Milewska Legal
Subsidies

Obligation to repay financial aid from European funds

Author Daria Milewska

 Regardless of the field of activity of the recipient of the aid, and the purpose for which the funds were obtained, it is always important to strictly respect the terms of the contract concluded with the institution concerned, and to scrupulously account for the use of the funds.

 

The possibilities for entrepreneurs to benefit from European funding are very broad. Whatever the field of activity of the co-financing beneficiary, and whatever the purpose for which the funds were obtained, it is always important to remember to comply strictly with the provisions of the agreement concluded with a given institution, and to account meticulously for the funds used. Failure to comply with procedures for using funds and documenting their use can unfortunately backfire.

 

Obligation to return EU funds

 

The reasons for the obligation to return co-financing with EU funds are set out in article 207 of the law of August 27, 2009 on public finance. It imposes an obligation on the beneficiary to return the funds if they have been:

 

  1. used contrary to their intended purpose,
  2. used in violation of the procedures set out in article 184,
  3. collected unduly or for an excessive amount.

 

What does this mean?

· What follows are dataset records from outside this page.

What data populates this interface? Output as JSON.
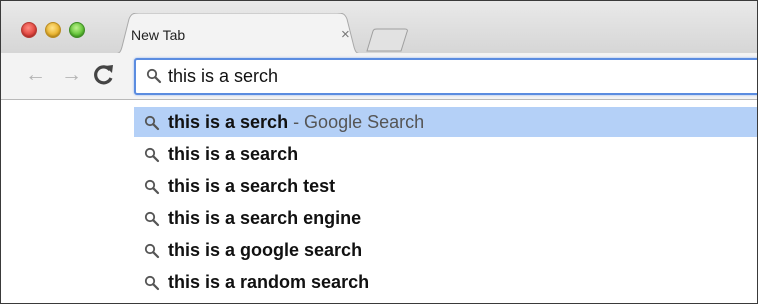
{
  "window": {
    "traffic_lights": [
      "close",
      "minimize",
      "zoom"
    ],
    "colors": {
      "close": "#e0443e",
      "minimize": "#e9b22c",
      "zoom": "#5fc235"
    }
  },
  "tab": {
    "title": "New Tab",
    "close_glyph": "×"
  },
  "toolbar": {
    "back_glyph": "←",
    "forward_glyph": "→",
    "reload_icon": "reload-icon"
  },
  "omnibox": {
    "value": "this is a serch",
    "icon": "search-icon",
    "focus_color": "#5b8ce0"
  },
  "suggestions": [
    {
      "text": "this is a serch",
      "suffix": " - Google Search",
      "selected": true
    },
    {
      "text": "this is a search",
      "suffix": "",
      "selected": false
    },
    {
      "text": "this is a search test",
      "suffix": "",
      "selected": false
    },
    {
      "text": "this is a search engine",
      "suffix": "",
      "selected": false
    },
    {
      "text": "this is a google search",
      "suffix": "",
      "selected": false
    },
    {
      "text": "this is a random search",
      "suffix": "",
      "selected": false
    }
  ],
  "highlight_color": "#b4d0f7"
}
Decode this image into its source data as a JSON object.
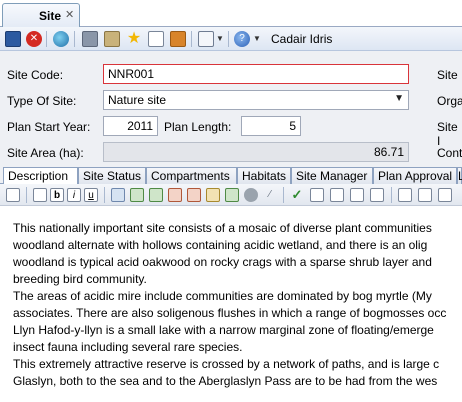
{
  "tab": {
    "label": "Site",
    "close": "✕"
  },
  "toolbar": {
    "title": "Cadair Idris",
    "icons": [
      "save-icon",
      "delete-icon",
      "globe-icon",
      "print-icon",
      "report-icon",
      "star-icon",
      "copy-icon",
      "tag-icon",
      "document-icon",
      "help-icon"
    ]
  },
  "form": {
    "site_code_label": "Site Code:",
    "site_code_value": "NNR001",
    "type_label": "Type Of Site:",
    "type_value": "Nature site",
    "start_year_label": "Plan Start Year:",
    "start_year_value": "2011",
    "plan_length_label": "Plan Length:",
    "plan_length_value": "5",
    "site_area_label": "Site Area (ha):",
    "site_area_value": "86.71",
    "right_cut_labels": [
      "Site",
      "Orga",
      "Site I",
      "Cont"
    ]
  },
  "subtabs": [
    "Description",
    "Site Status",
    "Compartments",
    "Habitats",
    "Site Manager",
    "Plan Approval",
    "L"
  ],
  "content_lines": [
    "This nationally important site consists of a mosaic of diverse plant communities",
    "woodland alternate with hollows containing acidic wetland, and there is an olig",
    "woodland is typical acid oakwood on rocky crags with a sparse shrub layer and",
    "breeding bird community.",
    "The areas of acidic mire include communities are dominated by bog myrtle (My",
    "associates. There are also soligenous flushes in which a range of bogmosses occ",
    "Llyn Hafod-y-llyn is a small lake with a narrow marginal zone of floating/emerge",
    "insect fauna including several rare species.",
    "This extremely attractive reserve is crossed by a network of paths, and is large c",
    "Glaslyn, both to the sea and to the Aberglaslyn Pass are to be had from the wes"
  ],
  "colors": {
    "accent": "#d9343a",
    "tab_border": "#7f9db9"
  }
}
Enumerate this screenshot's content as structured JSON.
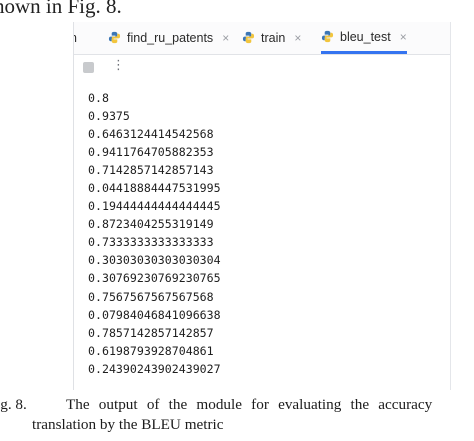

To put it plainly, breach of the provisions of the agreement concluded with the institution or, for example, overestimation of the cost of the project covered by the grant or use of the funds obtained for purposes other than those intended, entails the obligation to return the grant. It is important to note that the obligation to repay funds arises ipso jure. This means that the call for repayment, followed by the repayment decision, merely confirms that, in the opinion of the institution, at least one of the three statutory conditions for repayment referred to in article 207 has been met.

Daria Milewska

Attorney

Do you have any questions related to this topic?


     

    Request for repayment

     

    If the financial institution considers that there are grounds for returning the grant, it invites the beneficiary to return the funds, with interest calculated in the same way as for tax arrears, within 14 days of the date on which the letter is sent. It should be borne in mind that in the event of one of the reasons referred to in article 207 arising, interest is calculated from the time the funds are transferred to the beneficiary, and not from the time the call for repayment is sent. Consequently, if the entire amount of co-financing has been transferred to the contractor, say 4 years before the call for repayment, the amount to be repaid will be much higher than the amount actually used by the contractor (because we will be adding interest on the entire amount transferred for the 4-year period). As subsidy amounts often reach several hundred thousand zlotys, it’s easy to imagine the amount to be repaid. Currently, interest on tax arrears amounts to 8% per year

     

    A letter requesting the return of a subsidy is a specific equivalent of a request for payment. It does not yet formally initiate proceedings, although the entrepreneur does of course have the right to respond to the summons if he disagrees with the financing institution’s arguments. This is often the case in practice. On the other hand, it is rare for an exchange of correspondence with the authority to end with the contractor’s agreement. In the vast majority of cases, if the beneficiary fails to return the funds after receiving the summons, the financing institution moves on to the next stage of the procedure, i.e. issuing a decision on the return of the funds.

     

    Collection decision

     

    The next stage in the repayment procedure is for the authority to issue a repayment decision. This specifies the amount to be repaid, the date from which interest is calculated and the repayment terms. Only this decision initiates the formal administrative procedure. The beneficiary therefore has the right to appeal against this decision (or possibly request a retrial, depending on the authority that issued the decision). If the appeal proves ineffective (which, unfortunately, happens quite often), all that remains for the beneficiary is the procedure before the administrative court, i.e. the formulation and lodging of a complaint with the voivodship administrative court, followed, if necessary, by an appeal in cassation to the Supreme Administrative Court. An arduous, difficult and time-consuming procedure.

     

    So, do I have any advice for entrepreneurs in receipt of subsidies? I do. Essentially one. Whenever they have doubts as to whether their planned activity complies with the agreement reached with the institution and the procedures, they should first seek legal advice. After all, prevention is easier than cure. But what if it’s too late for prevention? Don’t forget the rules on declaring bankruptcy. With high subsidy amounts and therefore even higher repayments to be made, knowledge of these rules can be extremely important. Particularly from the point of view of the potential liability of the board member.